Lets separate two things here: 1) GCC's implementation of this feature  
2) the semantic/perf effect of doing it.

For 1) GCC implements this feature (with the example code you gave) by  
globally changing the allocatable register set for the backend and  
pinning the value to the specified physical register.  This is really  
easy for GCC to do (yay, global variables for everyone, even the  
backend) and has the "right effect".  However, this implementation is  
inappropriate in LLVM: if we wanted to take this approach, we'd have  
to encode the set of pinned physregs in the top-level module structure  
somewhere: this is not impossible, but it is kinda ugly.

#2 is the more interesting part of this.  Ignoring GCC's  
implementation of this, the semantic effect of this is that the  
calling convention of the functions in the translation unit are  
changed (so that the global is guaranteed to be in the specific  
physreg on entrance/exit of the function) and the global is guaranteed  
to be in the register in inline asms.  Interestingly (to me at  
least :), there is no guarantee that this value be in the physreg at a  
random point in the function.  There is no "defined" way to notice  
this, so the compiler can cheat and reuse the register if it wants to  
(e.g. spilling the temp value to the stack etc).  While you could  
notice this with a debugger, performance tool, etc, normal code should  
be fine.

> This declaration should thus reserve that machine register
> for exclusive use by this global variable. This is used in GHC since
> it defines an abstract machine as part of its execution model, with
> this abstract machine consisting of several virtual registers. Due to
> the frequency the virtual registers are accessed it is best for
> performance that they be permanently assigned to a physical machine
> register.

Right.  Coming back to "why do this", you want it because it is good  
for performance: these values are accessed frequently enough that  
going to globals (particularly for PIC code) is too expensive.

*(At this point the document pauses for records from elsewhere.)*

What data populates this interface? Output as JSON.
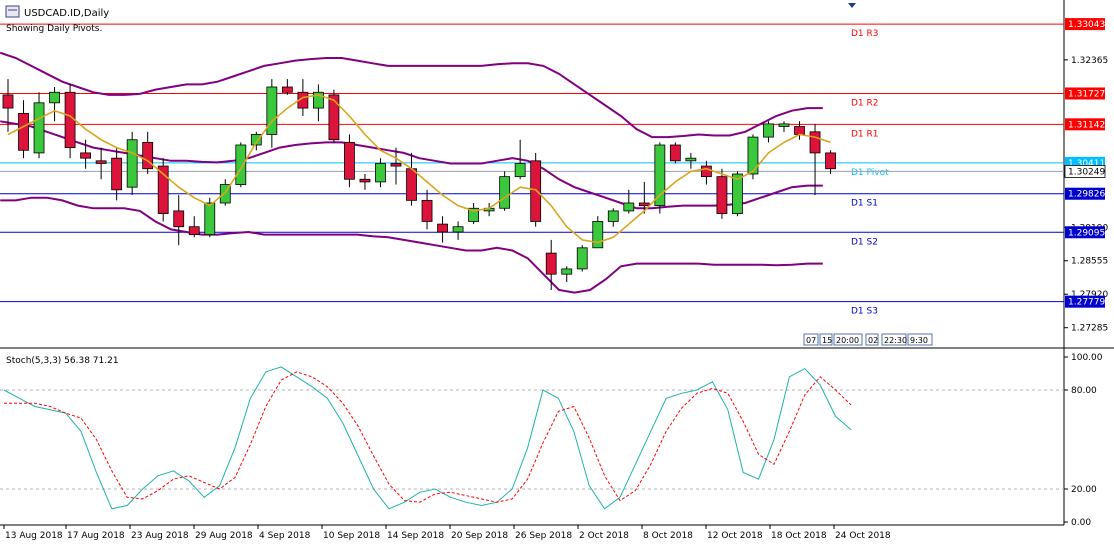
{
  "header": {
    "symbol_title": "USDCAD.ID,Daily",
    "subtitle": "Showing Daily Pivots."
  },
  "colors": {
    "bull": "#3cc83c",
    "bear": "#dc143c",
    "wick": "#000000",
    "ma": "#daa520",
    "bands": "#800080",
    "resistance": "#ff0000",
    "support": "#0000cd",
    "pivot": "#00bfff",
    "stoch_main": "#20b2aa",
    "stoch_signal": "#ff0000",
    "price_tag": "#ff0000",
    "price_tag_support": "#0000cd",
    "price_tag_pivot": "#00bfff"
  },
  "chart_data": [
    {
      "type": "candlestick",
      "symbol": "USDCAD.ID",
      "timeframe": "Daily",
      "ylim": [
        1.269,
        1.335
      ],
      "price_ticks": [
        "1.32365",
        "1.29190",
        "1.28555",
        "1.27920",
        "1.27285"
      ],
      "x_labels": [
        "13 Aug 2018",
        "17 Aug 2018",
        "23 Aug 2018",
        "29 Aug 2018",
        "4 Sep 2018",
        "10 Sep 2018",
        "14 Sep 2018",
        "20 Sep 2018",
        "26 Sep 2018",
        "2 Oct 2018",
        "8 Oct 2018",
        "12 Oct 2018",
        "18 Oct 2018",
        "24 Oct 2018"
      ],
      "pivots": [
        {
          "label": "D1 R3",
          "value": 1.33043,
          "tag": "1.33043",
          "kind": "resistance"
        },
        {
          "label": "D1 R2",
          "value": 1.31727,
          "tag": "1.31727",
          "kind": "resistance"
        },
        {
          "label": "D1 R1",
          "value": 1.31142,
          "tag": "1.31142",
          "kind": "resistance"
        },
        {
          "label": "D1 Pivot",
          "value": 1.30411,
          "tag": "1.30411",
          "kind": "pivot"
        },
        {
          "label": "D1 S1",
          "value": 1.29826,
          "tag": "1.29826",
          "kind": "support"
        },
        {
          "label": "D1 S2",
          "value": 1.29095,
          "tag": "1.29095",
          "kind": "support"
        },
        {
          "label": "D1 S3",
          "value": 1.27779,
          "tag": "1.27779",
          "kind": "support"
        }
      ],
      "current_price": {
        "value": 1.30249,
        "tag": "1.30249"
      },
      "candles": [
        {
          "o": 1.317,
          "h": 1.32,
          "l": 1.31,
          "c": 1.3145
        },
        {
          "o": 1.3135,
          "h": 1.316,
          "l": 1.305,
          "c": 1.3065
        },
        {
          "o": 1.306,
          "h": 1.3175,
          "l": 1.305,
          "c": 1.3155
        },
        {
          "o": 1.3155,
          "h": 1.3185,
          "l": 1.312,
          "c": 1.3175
        },
        {
          "o": 1.3175,
          "h": 1.319,
          "l": 1.305,
          "c": 1.307
        },
        {
          "o": 1.306,
          "h": 1.3085,
          "l": 1.303,
          "c": 1.305
        },
        {
          "o": 1.3045,
          "h": 1.307,
          "l": 1.301,
          "c": 1.304
        },
        {
          "o": 1.305,
          "h": 1.307,
          "l": 1.297,
          "c": 1.299
        },
        {
          "o": 1.2995,
          "h": 1.31,
          "l": 1.298,
          "c": 1.3085
        },
        {
          "o": 1.308,
          "h": 1.31,
          "l": 1.302,
          "c": 1.303
        },
        {
          "o": 1.3035,
          "h": 1.305,
          "l": 1.293,
          "c": 1.2945
        },
        {
          "o": 1.295,
          "h": 1.298,
          "l": 1.2885,
          "c": 1.292
        },
        {
          "o": 1.292,
          "h": 1.294,
          "l": 1.29,
          "c": 1.2905
        },
        {
          "o": 1.2905,
          "h": 1.2975,
          "l": 1.29,
          "c": 1.2965
        },
        {
          "o": 1.2965,
          "h": 1.301,
          "l": 1.296,
          "c": 1.3
        },
        {
          "o": 1.3,
          "h": 1.308,
          "l": 1.2995,
          "c": 1.3075
        },
        {
          "o": 1.3075,
          "h": 1.31,
          "l": 1.3065,
          "c": 1.3095
        },
        {
          "o": 1.3095,
          "h": 1.32,
          "l": 1.307,
          "c": 1.3185
        },
        {
          "o": 1.3185,
          "h": 1.32,
          "l": 1.317,
          "c": 1.3175
        },
        {
          "o": 1.3175,
          "h": 1.32,
          "l": 1.313,
          "c": 1.3145
        },
        {
          "o": 1.3145,
          "h": 1.319,
          "l": 1.312,
          "c": 1.3175
        },
        {
          "o": 1.317,
          "h": 1.318,
          "l": 1.308,
          "c": 1.3085
        },
        {
          "o": 1.308,
          "h": 1.3095,
          "l": 1.2995,
          "c": 1.301
        },
        {
          "o": 1.301,
          "h": 1.302,
          "l": 1.299,
          "c": 1.3005
        },
        {
          "o": 1.3005,
          "h": 1.305,
          "l": 1.2995,
          "c": 1.304
        },
        {
          "o": 1.304,
          "h": 1.307,
          "l": 1.3,
          "c": 1.3035
        },
        {
          "o": 1.303,
          "h": 1.306,
          "l": 1.296,
          "c": 1.297
        },
        {
          "o": 1.297,
          "h": 1.299,
          "l": 1.2915,
          "c": 1.293
        },
        {
          "o": 1.2925,
          "h": 1.294,
          "l": 1.289,
          "c": 1.291
        },
        {
          "o": 1.291,
          "h": 1.293,
          "l": 1.2895,
          "c": 1.292
        },
        {
          "o": 1.293,
          "h": 1.2965,
          "l": 1.2925,
          "c": 1.2955
        },
        {
          "o": 1.295,
          "h": 1.2965,
          "l": 1.294,
          "c": 1.2955
        },
        {
          "o": 1.2955,
          "h": 1.3025,
          "l": 1.295,
          "c": 1.3015
        },
        {
          "o": 1.3015,
          "h": 1.3085,
          "l": 1.301,
          "c": 1.304
        },
        {
          "o": 1.3045,
          "h": 1.306,
          "l": 1.292,
          "c": 1.293
        },
        {
          "o": 1.287,
          "h": 1.2895,
          "l": 1.28,
          "c": 1.283
        },
        {
          "o": 1.283,
          "h": 1.2845,
          "l": 1.2815,
          "c": 1.284
        },
        {
          "o": 1.284,
          "h": 1.2885,
          "l": 1.2835,
          "c": 1.288
        },
        {
          "o": 1.288,
          "h": 1.294,
          "l": 1.288,
          "c": 1.293
        },
        {
          "o": 1.293,
          "h": 1.2955,
          "l": 1.292,
          "c": 1.295
        },
        {
          "o": 1.295,
          "h": 1.299,
          "l": 1.2945,
          "c": 1.2965
        },
        {
          "o": 1.2965,
          "h": 1.3005,
          "l": 1.2945,
          "c": 1.296
        },
        {
          "o": 1.296,
          "h": 1.308,
          "l": 1.2945,
          "c": 1.3075
        },
        {
          "o": 1.3075,
          "h": 1.308,
          "l": 1.304,
          "c": 1.3045
        },
        {
          "o": 1.3045,
          "h": 1.306,
          "l": 1.303,
          "c": 1.305
        },
        {
          "o": 1.3035,
          "h": 1.3045,
          "l": 1.3,
          "c": 1.3015
        },
        {
          "o": 1.3015,
          "h": 1.303,
          "l": 1.2935,
          "c": 1.2945
        },
        {
          "o": 1.2945,
          "h": 1.3025,
          "l": 1.294,
          "c": 1.302
        },
        {
          "o": 1.302,
          "h": 1.3095,
          "l": 1.301,
          "c": 1.309
        },
        {
          "o": 1.309,
          "h": 1.312,
          "l": 1.308,
          "c": 1.3115
        },
        {
          "o": 1.311,
          "h": 1.312,
          "l": 1.31,
          "c": 1.3115
        },
        {
          "o": 1.311,
          "h": 1.312,
          "l": 1.3085,
          "c": 1.3095
        },
        {
          "o": 1.31,
          "h": 1.3115,
          "l": 1.298,
          "c": 1.306
        },
        {
          "o": 1.306,
          "h": 1.3065,
          "l": 1.302,
          "c": 1.303
        }
      ],
      "ma": [
        1.3095,
        1.311,
        1.3125,
        1.314,
        1.313,
        1.3105,
        1.3085,
        1.307,
        1.306,
        1.3045,
        1.302,
        1.2995,
        1.2975,
        1.296,
        1.2985,
        1.303,
        1.308,
        1.312,
        1.3145,
        1.3165,
        1.317,
        1.316,
        1.313,
        1.3095,
        1.3065,
        1.305,
        1.303,
        1.3005,
        1.298,
        1.296,
        1.295,
        1.2955,
        1.2975,
        1.2995,
        1.299,
        1.296,
        1.292,
        1.2895,
        1.289,
        1.29,
        1.2925,
        1.295,
        1.298,
        1.3005,
        1.3025,
        1.303,
        1.302,
        1.301,
        1.3025,
        1.306,
        1.308,
        1.3095,
        1.309,
        1.308
      ],
      "upper_band": [
        1.325,
        1.324,
        1.3225,
        1.321,
        1.3195,
        1.3185,
        1.3175,
        1.317,
        1.317,
        1.3172,
        1.318,
        1.3185,
        1.319,
        1.319,
        1.3195,
        1.3205,
        1.3215,
        1.3225,
        1.323,
        1.3235,
        1.3238,
        1.324,
        1.324,
        1.3235,
        1.323,
        1.3225,
        1.3225,
        1.3225,
        1.3225,
        1.3225,
        1.3225,
        1.3225,
        1.3228,
        1.323,
        1.323,
        1.3225,
        1.321,
        1.319,
        1.317,
        1.315,
        1.313,
        1.3105,
        1.309,
        1.309,
        1.3092,
        1.3095,
        1.3093,
        1.3093,
        1.31,
        1.3115,
        1.313,
        1.314,
        1.3145,
        1.3145
      ],
      "middle_band": [
        1.312,
        1.3115,
        1.311,
        1.31,
        1.309,
        1.308,
        1.307,
        1.3065,
        1.306,
        1.3055,
        1.305,
        1.3045,
        1.3045,
        1.3043,
        1.3042,
        1.3045,
        1.305,
        1.306,
        1.307,
        1.3075,
        1.3078,
        1.308,
        1.308,
        1.3075,
        1.307,
        1.3065,
        1.306,
        1.305,
        1.3045,
        1.304,
        1.304,
        1.304,
        1.3045,
        1.305,
        1.3045,
        1.303,
        1.301,
        1.2995,
        1.2985,
        1.2975,
        1.2965,
        1.2955,
        1.2955,
        1.2958,
        1.296,
        1.296,
        1.296,
        1.2962,
        1.2965,
        1.2975,
        1.2985,
        1.2995,
        1.2998,
        1.2998
      ],
      "lower_band": [
        1.297,
        1.297,
        1.2975,
        1.2975,
        1.297,
        1.296,
        1.2955,
        1.2955,
        1.2955,
        1.295,
        1.293,
        1.2915,
        1.291,
        1.2905,
        1.2905,
        1.2908,
        1.291,
        1.2905,
        1.2905,
        1.2905,
        1.2905,
        1.2905,
        1.2905,
        1.2905,
        1.2902,
        1.29,
        1.2895,
        1.289,
        1.2885,
        1.288,
        1.2875,
        1.2875,
        1.288,
        1.2875,
        1.286,
        1.283,
        1.28,
        1.2795,
        1.28,
        1.282,
        1.2845,
        1.285,
        1.285,
        1.285,
        1.285,
        1.285,
        1.2848,
        1.2848,
        1.2848,
        1.2848,
        1.2847,
        1.2848,
        1.285,
        1.285
      ]
    },
    {
      "type": "line",
      "indicator": "Stochastic",
      "legend": "Stoch(5,3,3) 56.38 71.21",
      "ylim": [
        0,
        100
      ],
      "y_ticks": [
        "100.00",
        "80.00",
        "20.00",
        "0.00"
      ],
      "levels": [
        80,
        20
      ],
      "series": [
        {
          "name": "main",
          "values": [
            80,
            75,
            70,
            68,
            66,
            55,
            30,
            8,
            10,
            20,
            28,
            31,
            25,
            15,
            22,
            45,
            75,
            91,
            94,
            88,
            82,
            75,
            60,
            40,
            20,
            8,
            12,
            18,
            20,
            15,
            12,
            10,
            12,
            20,
            45,
            80,
            75,
            55,
            22,
            8,
            15,
            35,
            55,
            75,
            78,
            80,
            85,
            68,
            30,
            26,
            50,
            88,
            93,
            83,
            64,
            56
          ]
        },
        {
          "name": "signal",
          "values": [
            72,
            72,
            72,
            70,
            66,
            63,
            50,
            31,
            15,
            14,
            19,
            26,
            28,
            24,
            20,
            27,
            47,
            70,
            86,
            91,
            88,
            82,
            72,
            58,
            40,
            23,
            13,
            12,
            17,
            18,
            16,
            14,
            12,
            14,
            26,
            48,
            67,
            70,
            51,
            28,
            13,
            19,
            35,
            55,
            69,
            78,
            81,
            78,
            61,
            41,
            35,
            55,
            77,
            88,
            80,
            71
          ]
        }
      ]
    }
  ],
  "time_readout": [
    "07",
    "15",
    "20:00",
    "02",
    "22:30",
    "9:30"
  ]
}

> A very simple example C program using this feature:
>
> --------------------------
> #include <stdio.h>
>
> register int R1 __asm__ ("esi");
>
> int main(void)
> {
> 	R1 = 3;
> 	printf("register: %d\n", R1);
> 	R1 *= 2;
> 	printf("register: %d\n", R1);
> 	return 0;
> }
> --------------------------
>
> llvm-gcc doesn't compile this program correctly, although according to
> the llvm-gcc release notes this extension was first supported by llvm-
> gcc in 1.9.

This program actually works for me if you build with -O, but it looks  
like it is an accident that it works :).  The implementation in llvm- 
gcc could definitely be fixed in this case.  However, the more  
interesting example wouldn't work: if printf were some other function  
and you read ESI in it.

If it were important to me to implement this, I'd implement this  
extension by adding a new custom calling convention to the X86 backend  
that always passed the first i32 value in ESI and always returned the  
first i32 value in ESI.  Given that, you could lower the above code to  
something like this pseudo code:

{i32,i32} @main(i32 %in_esi) {
   %esi = alloca i32
   store in_esi -> esi

   store 3 -> esi

   esi1 = load esi
   {esi2, dead} = call @printf(esi1, "register: %d\n", esi1);
   store esi2 -> esi

   esi3 = load esi
   esi4 = esi3*2
   store esi4 -> esi

   esi5 = load esi
   {esi6, dead} = call @printf(esi5, "register: %d\n", esi5);
   store esi6 -> esi

   esi7 = load esi
   ret {esi7, 0}
}

Each of printf and main would be marked with the custom CC.  After  
running mem2reg on this, you'd get:

{i32,i32} @main(i32 %in_esi) {
   {esi2, dead} = call @printf(3, "register: %d\n", 3);
   esi4 = esi2*2
   {esi6, dead} = call @printf(esi4, "register: %d\n", esi4);
   ret {esi6, 0}
}

When lowered at codegen time, the regalloc would trivially eliminate  
the copies into/out-of ESI and you'd get the code you desired.

No, I don't know of anyone planning to implement this, but it is  
conceptually quite simple :)

-Chris